Nervous neighbors like Dick Margulis succeeded in convincing government to reconfigure a killer intersection. Then they noticed cars turning the wrong way at that same corner — and got worried again.
That’s the latest development at the corner of West Elm Street and Forest Road in Westville, a corner that has bedeviled neighbors and government planners.
Call it the law of unintended consequences — a solution that created a new problem.
Dick Margulis (pictured above) called it “the law of not doing an adequate design study.”
Whatever you call it, the city has a new solution.
The saga began in 2008. Neighbors had always been concerned about traffic whipping around a blind curve on Forest Road, a main state throughway connecting Fountain Street to West Haven, at West Elm. West Elm ends at Forest. The fast traffic and low visibility make it a treacherous intersection to enter. In 2008 Jerry Gross started to drive across that intersection on his way home from morning prayers at his synagogue. An oncoming car slammed into him and killed him.
Neighbors pressed officials for a solution. The search for a fix proved complicated. The state owns Forest Road (aka Route 122), the city, West Elm. So two sets of officials had to work together. And each proposal sparked new concerns about safety or convenience.
Then, after another crash at the intersection sent a cop to the hospital, city officials announced a plan: Don’t allow any left turns from West Elm onto Forest, into the maw of the blind high-speed curve.
They completed the plan in mid-July. (They couldn’t paint during the winter.) They erected a “No Left Turn” sign and painted a triangular island at the end of West Elm, with a curved mini-lane directing westbound drivers (approaching Forest) into a dedicated right-turn lane. The lane is pictured above.
Dick Margulis has a direct view of that striped island from the window of an office in his West Elm Street home two doors down from Forest. He works there during the day as a book editor.
Looking out the window at the new intersection, he noticed a new hazard, caused unintentionally by drivers headed southbound on Forest Road from Fountain and turning left onto West Elm. (Pictured is the view of drivers headed that way on Forest.)

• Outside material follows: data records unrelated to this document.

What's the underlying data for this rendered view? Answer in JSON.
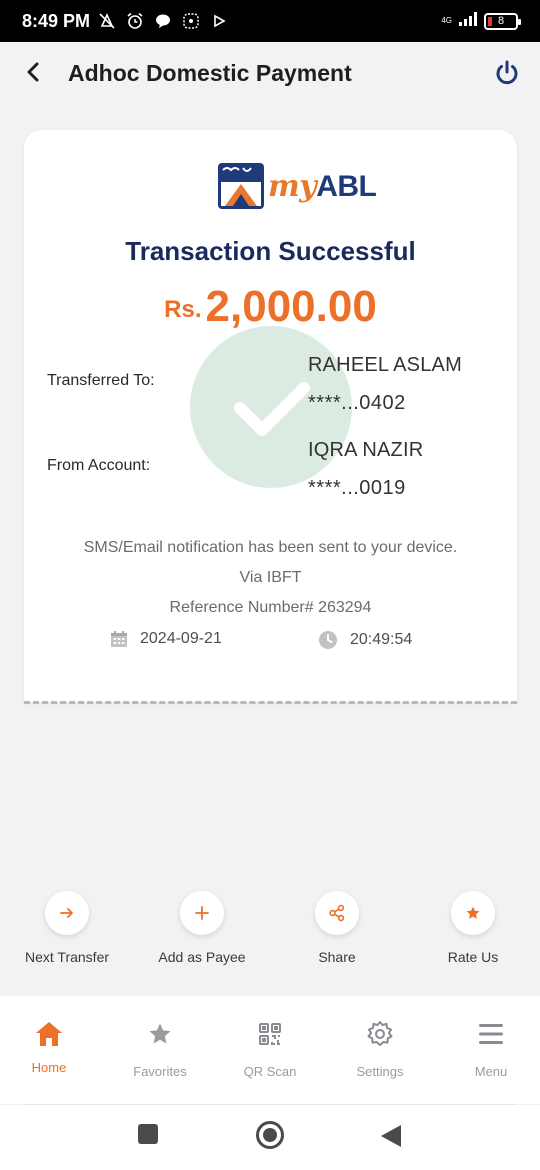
{
  "status_bar": {
    "time": "8:49 PM",
    "network": "4G",
    "battery": "8"
  },
  "header": {
    "title": "Adhoc Domestic Payment"
  },
  "receipt": {
    "logo_my": "my",
    "logo_abl": "ABL",
    "status": "Transaction Successful",
    "currency": "Rs.",
    "amount": "2,000.00",
    "transferred_to_label": "Transferred To:",
    "transferred_to_name": "RAHEEL ASLAM",
    "transferred_to_account": "****...0402",
    "from_account_label": "From Account:",
    "from_account_name": "IQRA NAZIR",
    "from_account_number": "****...0019",
    "notification": "SMS/Email notification has been sent to your device.",
    "via": "Via IBFT",
    "reference": "Reference Number# 263294",
    "date": "2024-09-21",
    "time": "20:49:54"
  },
  "actions": [
    {
      "label": "Next Transfer",
      "icon": "arrow-right-icon"
    },
    {
      "label": "Add as Payee",
      "icon": "plus-icon"
    },
    {
      "label": "Share",
      "icon": "share-icon"
    },
    {
      "label": "Rate Us",
      "icon": "star-icon"
    }
  ],
  "bottom_nav": [
    {
      "label": "Home",
      "icon": "home-icon",
      "active": true
    },
    {
      "label": "Favorites",
      "icon": "star-icon",
      "active": false
    },
    {
      "label": "QR Scan",
      "icon": "qr-code-icon",
      "active": false
    },
    {
      "label": "Settings",
      "icon": "gear-icon",
      "active": false
    },
    {
      "label": "Menu",
      "icon": "hamburger-menu-icon",
      "active": false
    }
  ],
  "colors": {
    "accent": "#ec6f2a",
    "brand_navy": "#1a2a5c",
    "icon_navy": "#1f3a78",
    "success_circle": "#dcebe2"
  }
}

The new striping confused those drivers. It looked like they were supposed to turn left onto West Elm through the curved mini-lane. In fact, that put them heading against traffic, direct into the lane meant for West Elm drivers turning onto Forest.
“I’m looking at it and saying, ‘Everybody’s going the wrong way!” Margulis recalled. “So I drive up Forest [to investigate] and say, ‘No wonder everybody’s turning wrong. It looks like you’re supposed to turn that way.”
He did an informal count; 50 percent of the drivers making left turns entered that wrong lane, he said. He saw a commercial carting truckdriver do it. He saw a UPS driver do it. He saw a school bus driver do it.
“Did you see what you did at that intersection?” Margulis asked when the busdriver made a stop on the block.
“No. What?” she responded.
“You went the wrong way.”
At that point she checked her rear view mirror and proclaimed, “Oh my God!”
“These are not careless drivers,” Margulis said. “These are not kids. These are not people hot-rodding. These are not people talking on their cell phones. These are ordinary people pulling up, turning on their turn signals, and going the wrong way.”
Margulis and his neighbors, who also noticed the new hazard, told city transportation chief Mike Piscitelli about it. Piscitelli came to investigate. Piscitelli got right on the case, ordering a “Keep Right” sign placed on Forest Road to direct southbound drivers passed the incorrect lane.
Margulis estimated that in its first week the new sign has cut the percentage of drivers making the wrong turn about in half — still too many, but still too early to judge. Drivers who regularly turn left onto West Elm have noticed the sign and started entering the proper lane. He said he hopes other drivers will catch on soon.
Piscitelli promised to keep track of whether that happens.
“We’re monitoring it now,” he said. “Let’s see how this performs. There has to be some time to see.”
Margulis said he appreciated the swift action but would also like longer-term fixes, including warnings painted in the turn lane and on Forest.
“They’re looking for ways to mollify citizens without spending money,” he said.
Then he acknowledged, “We understand that. We’re taxpayers too.”
The district’s state representative, Pat Dillon, said she’s looking into how the state and city can work together better on a longer-term solution. She previously communicated with officials from both sides as they tried to work out a plan. “We should get the city and DOT [the Department of Transportation] together with us to present what they plan to do, and if that doesn’t work, what they will do next. This is only one corner in the state of Connecticut and they can’t agree or take responsibility? Neither city government nor the state come off well.”